Report Summary

Title: Manipulation of Radiology Reports and Leadership Failures in the Medical Imaging Service at Clement J. Zablocki VA Medical Center in Milwaukee, Wisconsin
Report Number: 18-06074-123 Download
Report
Issue Date: 4/29/2020
City/State: Milwaukee, WI
VA Office: Veterans Health Administration (VHA)
Report Author: Office of Healthcare Inspections
Report Type: Healthcare Inspection
Release Type: Unrestricted
Summary:

The VA Office of Inspector General (OIG) conducted a healthcare inspection regarding allegations that a radiologist made gross errors resulting in treatment delays and placed misleading report addenda in records, and that leaders were tolerant of this practice.

During the inspection, the OIG found evidence of manipulation and vulnerability of the electronic health record and mismanagement of the Medical Imaging Service. Facility leaders failed to successfully manage or address the impact of interpersonal conflicts within the Medical Imaging Service that included intimidation of staff radiologists. The OIG was concerned that ongoing interpersonal conflicts, coupled with the lack of defined plans for resolution, had the potential to adversely affect patient care.
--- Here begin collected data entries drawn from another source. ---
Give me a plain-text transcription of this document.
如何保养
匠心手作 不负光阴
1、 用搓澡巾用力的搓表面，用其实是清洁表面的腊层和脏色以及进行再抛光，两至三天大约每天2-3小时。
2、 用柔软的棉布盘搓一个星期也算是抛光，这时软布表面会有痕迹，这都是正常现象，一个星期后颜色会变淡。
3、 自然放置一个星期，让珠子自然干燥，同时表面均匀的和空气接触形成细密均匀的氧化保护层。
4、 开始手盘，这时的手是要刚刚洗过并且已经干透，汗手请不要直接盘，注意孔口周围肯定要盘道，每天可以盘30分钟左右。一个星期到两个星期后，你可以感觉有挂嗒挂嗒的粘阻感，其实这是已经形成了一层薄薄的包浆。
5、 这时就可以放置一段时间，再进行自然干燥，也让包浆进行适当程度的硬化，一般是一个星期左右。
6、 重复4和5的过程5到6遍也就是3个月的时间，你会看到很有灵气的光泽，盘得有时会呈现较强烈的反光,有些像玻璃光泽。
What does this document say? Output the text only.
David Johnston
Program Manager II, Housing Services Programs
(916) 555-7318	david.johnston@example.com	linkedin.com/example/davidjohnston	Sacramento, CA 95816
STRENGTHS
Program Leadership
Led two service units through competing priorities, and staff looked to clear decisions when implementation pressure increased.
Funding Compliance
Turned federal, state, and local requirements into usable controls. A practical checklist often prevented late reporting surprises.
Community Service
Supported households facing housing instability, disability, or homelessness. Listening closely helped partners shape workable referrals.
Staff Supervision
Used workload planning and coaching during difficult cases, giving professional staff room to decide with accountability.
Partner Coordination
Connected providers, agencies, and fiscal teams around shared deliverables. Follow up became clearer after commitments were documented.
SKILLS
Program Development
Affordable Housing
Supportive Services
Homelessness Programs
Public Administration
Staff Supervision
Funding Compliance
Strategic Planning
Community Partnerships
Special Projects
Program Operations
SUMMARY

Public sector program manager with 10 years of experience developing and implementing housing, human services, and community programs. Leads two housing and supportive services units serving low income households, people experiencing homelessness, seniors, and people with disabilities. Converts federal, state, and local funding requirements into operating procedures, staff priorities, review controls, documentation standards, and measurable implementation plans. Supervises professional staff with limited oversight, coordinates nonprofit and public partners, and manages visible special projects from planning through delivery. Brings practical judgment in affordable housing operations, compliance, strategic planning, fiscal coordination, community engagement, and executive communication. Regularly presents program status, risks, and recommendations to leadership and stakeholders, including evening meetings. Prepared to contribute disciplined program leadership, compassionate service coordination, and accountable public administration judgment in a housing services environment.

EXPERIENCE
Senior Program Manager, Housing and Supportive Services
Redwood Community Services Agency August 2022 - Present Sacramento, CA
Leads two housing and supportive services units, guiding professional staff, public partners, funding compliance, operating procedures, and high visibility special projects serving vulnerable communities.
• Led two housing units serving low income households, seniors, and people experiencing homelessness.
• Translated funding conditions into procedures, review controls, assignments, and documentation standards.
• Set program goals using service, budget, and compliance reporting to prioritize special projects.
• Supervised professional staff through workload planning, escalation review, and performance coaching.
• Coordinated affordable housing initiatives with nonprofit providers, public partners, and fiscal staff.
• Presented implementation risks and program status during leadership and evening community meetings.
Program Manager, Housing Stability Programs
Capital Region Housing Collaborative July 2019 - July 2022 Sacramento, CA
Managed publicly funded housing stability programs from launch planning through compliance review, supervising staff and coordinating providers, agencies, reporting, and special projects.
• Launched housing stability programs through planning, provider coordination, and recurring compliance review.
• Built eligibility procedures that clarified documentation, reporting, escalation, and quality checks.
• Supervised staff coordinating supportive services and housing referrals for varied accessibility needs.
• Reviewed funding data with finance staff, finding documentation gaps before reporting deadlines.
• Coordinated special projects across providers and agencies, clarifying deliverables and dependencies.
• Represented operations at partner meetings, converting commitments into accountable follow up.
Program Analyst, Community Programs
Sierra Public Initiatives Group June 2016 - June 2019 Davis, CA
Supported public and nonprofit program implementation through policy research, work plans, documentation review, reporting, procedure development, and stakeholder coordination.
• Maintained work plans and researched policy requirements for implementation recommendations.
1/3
The OIG did not substantiate that the radiologist made addenda to cover gross errors resulting in treatment delays that contributed to adverse clinical outcomes for two patients or that the radiologist’s use of addenda was misleading. However, the date and location of addenda in radiology reports may hinder transparent communication of clinical information.

Both Veterans Integrated Service Network and facility leaders failed to conduct a thorough and impartial review related to the OIG request to evaluate the original allegations.

The OIG made eight recommendations including two addressed to the Under Secretary for Health regarding addenda, deletion, and formatting features for radiology reports in the new electronic health record, and an evaluation of the circumstances that led to the radiology manager’s deletion of an imaging report. Two recommendations to the Veterans Integrated Service Network 12 Director related to imaging archiving and communication system practices and oversight of OIG hotline case referrals. Four recommendations for the Facility Director focused on correction of the patient’s imaging study, Medical Imaging Service oversight and management, evaluation of Medical Imaging Service’s workplace culture, and evaluation of the need for workplace intimidation training and the process for reporting concerns.